Vous avez du hâle. Vous avez passé des week-ends en terrasse, des vacances au bord de l'eau. Vous avez profité.
Et pourtant — comme plus de 80 % des Françaises — vous êtes probablement carencée en vitamine D.
Ce n'est pas une question de volonté. Ce n'est pas une question de style de vie. C'est une question de biologie, de géographie, et d'un système qu'on comprend encore mal.

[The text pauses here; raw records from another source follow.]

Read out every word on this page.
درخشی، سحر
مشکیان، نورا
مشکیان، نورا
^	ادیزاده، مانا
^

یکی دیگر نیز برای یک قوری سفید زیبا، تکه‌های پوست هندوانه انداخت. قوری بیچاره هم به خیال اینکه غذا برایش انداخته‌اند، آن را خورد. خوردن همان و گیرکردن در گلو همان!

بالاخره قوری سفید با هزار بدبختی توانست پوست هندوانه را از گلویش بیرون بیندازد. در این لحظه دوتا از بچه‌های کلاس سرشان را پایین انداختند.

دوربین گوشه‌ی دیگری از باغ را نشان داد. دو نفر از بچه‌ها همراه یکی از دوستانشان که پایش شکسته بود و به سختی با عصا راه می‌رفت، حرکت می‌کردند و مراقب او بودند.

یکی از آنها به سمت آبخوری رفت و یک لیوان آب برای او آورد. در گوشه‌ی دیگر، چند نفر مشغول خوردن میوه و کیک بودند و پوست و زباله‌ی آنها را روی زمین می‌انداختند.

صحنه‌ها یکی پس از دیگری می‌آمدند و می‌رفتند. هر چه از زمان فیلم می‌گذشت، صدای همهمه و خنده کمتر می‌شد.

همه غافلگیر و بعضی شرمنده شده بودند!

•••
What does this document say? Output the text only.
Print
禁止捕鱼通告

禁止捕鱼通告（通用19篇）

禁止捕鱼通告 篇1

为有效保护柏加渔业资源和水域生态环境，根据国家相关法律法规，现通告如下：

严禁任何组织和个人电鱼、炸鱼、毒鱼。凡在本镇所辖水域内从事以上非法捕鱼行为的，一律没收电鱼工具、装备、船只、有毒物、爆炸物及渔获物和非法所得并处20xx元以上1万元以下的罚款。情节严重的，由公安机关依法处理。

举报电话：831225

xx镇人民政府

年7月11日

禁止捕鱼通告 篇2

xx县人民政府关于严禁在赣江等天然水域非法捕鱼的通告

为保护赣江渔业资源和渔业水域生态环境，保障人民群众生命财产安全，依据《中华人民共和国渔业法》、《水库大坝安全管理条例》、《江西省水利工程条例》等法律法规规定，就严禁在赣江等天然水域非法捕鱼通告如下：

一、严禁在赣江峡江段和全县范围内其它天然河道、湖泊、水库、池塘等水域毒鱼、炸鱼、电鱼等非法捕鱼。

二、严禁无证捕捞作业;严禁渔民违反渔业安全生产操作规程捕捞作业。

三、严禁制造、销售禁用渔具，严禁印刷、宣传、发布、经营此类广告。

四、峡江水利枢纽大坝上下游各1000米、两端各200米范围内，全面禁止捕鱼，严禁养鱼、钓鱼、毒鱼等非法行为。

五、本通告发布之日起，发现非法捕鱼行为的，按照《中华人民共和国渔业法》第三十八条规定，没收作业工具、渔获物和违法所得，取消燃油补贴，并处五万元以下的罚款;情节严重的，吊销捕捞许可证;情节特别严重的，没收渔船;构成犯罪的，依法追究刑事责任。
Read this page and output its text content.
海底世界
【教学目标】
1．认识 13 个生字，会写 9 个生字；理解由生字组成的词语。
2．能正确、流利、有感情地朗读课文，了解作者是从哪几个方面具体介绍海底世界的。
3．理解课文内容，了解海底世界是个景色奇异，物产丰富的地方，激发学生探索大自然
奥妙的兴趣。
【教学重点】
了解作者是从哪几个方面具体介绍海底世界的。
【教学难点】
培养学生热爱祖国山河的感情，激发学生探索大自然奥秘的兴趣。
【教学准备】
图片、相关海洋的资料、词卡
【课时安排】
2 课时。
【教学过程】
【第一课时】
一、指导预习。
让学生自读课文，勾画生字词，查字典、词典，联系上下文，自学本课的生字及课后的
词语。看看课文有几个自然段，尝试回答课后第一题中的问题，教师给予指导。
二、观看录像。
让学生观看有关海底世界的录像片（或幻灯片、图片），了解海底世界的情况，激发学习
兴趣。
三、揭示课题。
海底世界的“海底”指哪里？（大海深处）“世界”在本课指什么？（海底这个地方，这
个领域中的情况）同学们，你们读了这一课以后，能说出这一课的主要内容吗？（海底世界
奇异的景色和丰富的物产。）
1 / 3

Le soleil ne suffit pas — et voici pourquoi
La synthèse de vitamine D nécessite des rayons UVB. Pas des UVA (ceux qui bronzent et vieillissent la peau) — des UVB, spécifiques. Or en France, ces rayons n'atteignent la peau à une intensité suffisante que quelques heures par jour, de mai à septembre seulement.
Et encore : pas sous n'importe quelles conditions.
Un écran solaire SPF 30 bloque 95 % de la synthèse de vitamine D. Une vitre bloque 100 %. Une peau mate ou foncée nécessite deux à quatre fois plus d'exposition qu'une peau claire pour produire la même quantité. Après 50 ans, la capacité de synthèse cutanée chute de 75 %.
Vous pouvez passer l'été entier à la mer et rentrer carencée. C'est fréquent. C'est documenté.
Ce que la vitamine D fait vraiment dans votre corps
On a longtemps réduit la vitamine D à la santé des os. C'est une partie de l'histoire — mais une petite partie.
La vitamine D agit comme une hormone. Elle influence des centaines de gènes, régule le système immunitaire, module l'inflammation, participe à la santé cardiovasculaire, à la fertilité, à la régulation de l'insuline. Elle a des récepteurs dans presque tous les tissus du corps, y compris le cerveau.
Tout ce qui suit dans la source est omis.